Bullet Boats: This is a nice option for you travel along the Mekong. Phnom Penh to Kampong Cham takes two hours and costs 10,000 riel. The boats depart just north of the Japanese Bridge (around 150m) on the Phnom Penh side of the Tonle Sap River. Kampong Cham to Kratie is a three hour boat ride and the cost is about 15,000 riel. The boats usually do not continue on to Stung Treng, as the water level must be very high to enable the boats to clear all of the small islands and clumps in the river between Kratie and Stung Treng. The boats usually don’t even go during the rainy season, as there aren’t many people travelling on this route.
The cost for taking a motorcycle with you by boat for a section of the trip is the same price as for a person. It’s not recommended, though, as the porters who load and unload the boats are a hassle to deal with and if they happen to drop your motorcycle in the river (a real possibility), it’s your loss and not theirs. If you have a motorcycle, ride it. It’s not recommended to combine the two modes of transportation.
Hoh Wat Gentling Bus Company and Sorya Bus Company (168) have a/c buses to and from Kampong Cham on a regular schedule every day. Their main bus terminal is near the southwest corner of the Central Market (or New Market) in Phnom Penh. The trip is 6,000 riel. In Kampong Cham, bus arrivals and departures are at the Kampong Cham Market. Please see the Getting Around chapter towards the front of the book for all bus schedules.

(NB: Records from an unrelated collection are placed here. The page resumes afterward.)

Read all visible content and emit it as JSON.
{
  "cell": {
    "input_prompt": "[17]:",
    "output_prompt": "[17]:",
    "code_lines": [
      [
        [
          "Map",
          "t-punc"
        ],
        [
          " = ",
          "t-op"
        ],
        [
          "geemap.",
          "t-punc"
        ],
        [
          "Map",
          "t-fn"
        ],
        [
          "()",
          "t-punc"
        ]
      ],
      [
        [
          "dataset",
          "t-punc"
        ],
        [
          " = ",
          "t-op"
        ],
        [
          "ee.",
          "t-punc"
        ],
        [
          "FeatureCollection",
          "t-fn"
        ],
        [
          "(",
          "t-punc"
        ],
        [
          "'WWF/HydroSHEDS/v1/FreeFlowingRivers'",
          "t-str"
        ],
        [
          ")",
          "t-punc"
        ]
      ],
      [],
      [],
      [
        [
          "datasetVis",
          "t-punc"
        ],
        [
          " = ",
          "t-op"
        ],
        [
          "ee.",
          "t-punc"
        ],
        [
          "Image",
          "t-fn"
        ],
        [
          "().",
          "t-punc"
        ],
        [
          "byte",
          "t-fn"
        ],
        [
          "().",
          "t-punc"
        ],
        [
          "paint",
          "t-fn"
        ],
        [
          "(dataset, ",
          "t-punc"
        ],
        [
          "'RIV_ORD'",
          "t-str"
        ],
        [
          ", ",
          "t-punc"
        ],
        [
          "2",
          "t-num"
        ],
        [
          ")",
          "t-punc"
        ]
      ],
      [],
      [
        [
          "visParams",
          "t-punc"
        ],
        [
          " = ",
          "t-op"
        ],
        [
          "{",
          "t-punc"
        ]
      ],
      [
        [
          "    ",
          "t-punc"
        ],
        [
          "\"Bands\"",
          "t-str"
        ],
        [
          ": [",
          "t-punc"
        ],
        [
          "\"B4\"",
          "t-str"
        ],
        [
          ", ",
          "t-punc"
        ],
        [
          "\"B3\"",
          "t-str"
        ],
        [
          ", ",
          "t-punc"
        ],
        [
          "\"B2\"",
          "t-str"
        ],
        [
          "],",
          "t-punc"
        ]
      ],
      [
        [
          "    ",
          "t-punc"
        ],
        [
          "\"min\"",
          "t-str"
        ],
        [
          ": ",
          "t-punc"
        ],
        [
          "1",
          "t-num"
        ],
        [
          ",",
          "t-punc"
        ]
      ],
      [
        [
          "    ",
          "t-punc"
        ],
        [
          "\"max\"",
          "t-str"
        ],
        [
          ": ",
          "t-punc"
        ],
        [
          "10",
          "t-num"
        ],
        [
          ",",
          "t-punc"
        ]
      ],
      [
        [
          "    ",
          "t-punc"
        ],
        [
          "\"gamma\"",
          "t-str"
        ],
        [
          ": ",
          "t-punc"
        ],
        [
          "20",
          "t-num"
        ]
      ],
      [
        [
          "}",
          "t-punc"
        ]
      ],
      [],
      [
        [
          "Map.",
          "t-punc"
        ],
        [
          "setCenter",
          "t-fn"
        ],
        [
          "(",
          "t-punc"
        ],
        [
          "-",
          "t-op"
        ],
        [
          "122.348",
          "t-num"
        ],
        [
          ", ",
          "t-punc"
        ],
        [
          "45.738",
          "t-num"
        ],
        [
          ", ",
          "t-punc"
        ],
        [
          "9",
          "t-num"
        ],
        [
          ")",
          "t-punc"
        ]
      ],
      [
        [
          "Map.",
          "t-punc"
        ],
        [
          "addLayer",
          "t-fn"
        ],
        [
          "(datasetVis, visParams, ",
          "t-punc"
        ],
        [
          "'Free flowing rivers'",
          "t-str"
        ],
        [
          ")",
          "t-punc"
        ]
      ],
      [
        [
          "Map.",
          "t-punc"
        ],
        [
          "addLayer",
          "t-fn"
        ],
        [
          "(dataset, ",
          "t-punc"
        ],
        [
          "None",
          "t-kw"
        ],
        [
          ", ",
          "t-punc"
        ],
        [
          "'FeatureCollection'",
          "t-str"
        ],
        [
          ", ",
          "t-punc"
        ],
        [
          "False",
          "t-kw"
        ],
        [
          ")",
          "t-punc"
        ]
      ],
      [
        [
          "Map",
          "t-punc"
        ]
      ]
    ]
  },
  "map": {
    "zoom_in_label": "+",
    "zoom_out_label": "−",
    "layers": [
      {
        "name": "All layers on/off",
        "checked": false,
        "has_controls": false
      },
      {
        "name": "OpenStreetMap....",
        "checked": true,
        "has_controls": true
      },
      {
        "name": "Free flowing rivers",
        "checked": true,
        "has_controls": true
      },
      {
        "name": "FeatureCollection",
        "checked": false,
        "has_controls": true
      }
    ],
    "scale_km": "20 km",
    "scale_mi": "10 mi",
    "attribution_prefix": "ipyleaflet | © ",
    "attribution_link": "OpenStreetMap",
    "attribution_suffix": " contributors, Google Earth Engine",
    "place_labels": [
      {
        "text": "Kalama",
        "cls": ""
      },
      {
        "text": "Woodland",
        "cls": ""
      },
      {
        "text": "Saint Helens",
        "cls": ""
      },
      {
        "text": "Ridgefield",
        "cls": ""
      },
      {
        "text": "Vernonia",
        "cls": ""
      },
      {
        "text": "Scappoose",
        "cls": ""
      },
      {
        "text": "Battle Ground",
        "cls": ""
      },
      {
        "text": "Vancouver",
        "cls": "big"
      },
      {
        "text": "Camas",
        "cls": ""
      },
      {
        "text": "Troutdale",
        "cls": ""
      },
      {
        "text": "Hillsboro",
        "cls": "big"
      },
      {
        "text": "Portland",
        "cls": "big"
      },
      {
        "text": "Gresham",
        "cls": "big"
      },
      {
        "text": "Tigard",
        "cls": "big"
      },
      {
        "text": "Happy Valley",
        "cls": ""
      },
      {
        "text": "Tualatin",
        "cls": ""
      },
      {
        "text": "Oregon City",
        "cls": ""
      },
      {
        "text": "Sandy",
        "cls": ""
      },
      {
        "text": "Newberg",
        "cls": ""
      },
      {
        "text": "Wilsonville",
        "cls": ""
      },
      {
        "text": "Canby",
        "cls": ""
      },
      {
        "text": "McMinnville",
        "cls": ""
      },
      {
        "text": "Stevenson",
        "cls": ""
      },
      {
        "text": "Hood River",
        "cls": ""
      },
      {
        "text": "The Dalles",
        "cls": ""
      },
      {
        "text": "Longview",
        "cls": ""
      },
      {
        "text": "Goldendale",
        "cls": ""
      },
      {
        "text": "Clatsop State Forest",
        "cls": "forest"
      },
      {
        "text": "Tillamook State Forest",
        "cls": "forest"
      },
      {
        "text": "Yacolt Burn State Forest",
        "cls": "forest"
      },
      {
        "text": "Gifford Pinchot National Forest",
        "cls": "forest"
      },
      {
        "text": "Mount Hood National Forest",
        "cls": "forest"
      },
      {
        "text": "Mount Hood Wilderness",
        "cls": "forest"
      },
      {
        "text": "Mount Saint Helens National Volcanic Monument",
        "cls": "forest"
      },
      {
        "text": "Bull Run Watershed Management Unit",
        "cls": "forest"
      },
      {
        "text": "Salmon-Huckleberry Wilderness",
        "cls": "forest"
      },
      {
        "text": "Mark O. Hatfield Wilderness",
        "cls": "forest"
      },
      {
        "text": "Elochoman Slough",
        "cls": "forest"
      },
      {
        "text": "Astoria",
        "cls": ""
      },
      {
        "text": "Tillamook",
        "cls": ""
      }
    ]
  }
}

As it is quite cheap and quick with the air-con buses from Phnom Penh to Kampong Cham, there is not much of a reason to take a taxi. A share taxi from Kampong Cham to Kampong Thom is 8,000 riel. The road is in good condition. The share taxi do not go all the way to Kratie at this time, only as far as Snoul, the small town that is the juncture point for the road to Kratie and to Sen Monorom town in Mondulkiri Province. In Snoul there are only sometimes share taxis plying the route to Kratie. If you don’t have your own motorcycle as transportation, your surest bet is to take the bullet boat if you want to go to Kratie from Kampong Cham.Phnom Penh to Kampong Cham
As mentioned earlier, the highway from Phnom Penh is in excellent condition; you take Highway No 6 from Phnom Penh (crossing the Japanese Bridge) and go to the roundabout in Skun comprising a stature of children holding a bird. Highway 6 continues on to the left, going to Kampong Thom and Siem Reap. For Kampong Cham, you veer to the right and follow Highway No 7. A scenic option to this is to follow the river road on the eastern side of the Mekong River (if own vehicle). It takes a bit more time but if you have time it’s worth it. Security is not a problem. Until the new bridge over the Mekong River is finished, you still take the big ferry across if you want to explore the eastern side of the province or continue on to Kratie or Mondulkiri Provinces by motorcycle or vehicle. It’s 200 riel per person and 400 riel for a motorcycle.Kampong Cham to Snoul and Kratie or Sen Monorom:
The motorcycle ride from Kampong Cham to Snoul is not with the best road equipped, but it’s doable. Just before you reach Snoul there is a junction in the road with a police box on the right side. Follow the road to the left and you are on the highway to Kratie. You go through the town of Snoul just ahead where there is food and fuel.
Back at the junction by the police box just before you get to Snoul, following the curve to the right takes you to Mondulkiri. About 7 km past that curve you come to a four-way junction. Turn left there and you are on the dust highway (laterite surface) to Sen Monorom. Fuel and drinks are available at the four-way junction and 60km later, so you can bypass Snoul if you like. The road from Snoul to Sen Monorom is generally in good condition. It’sonly a dirt road but it’s nice and level, because it was put in for the logging trucks. The road gets quite tricky during the rainy season, however, when the clay gets wet and it becomes similar to riding on ice. The scenery is beautiful and you’re passing one of the remotest places in the country.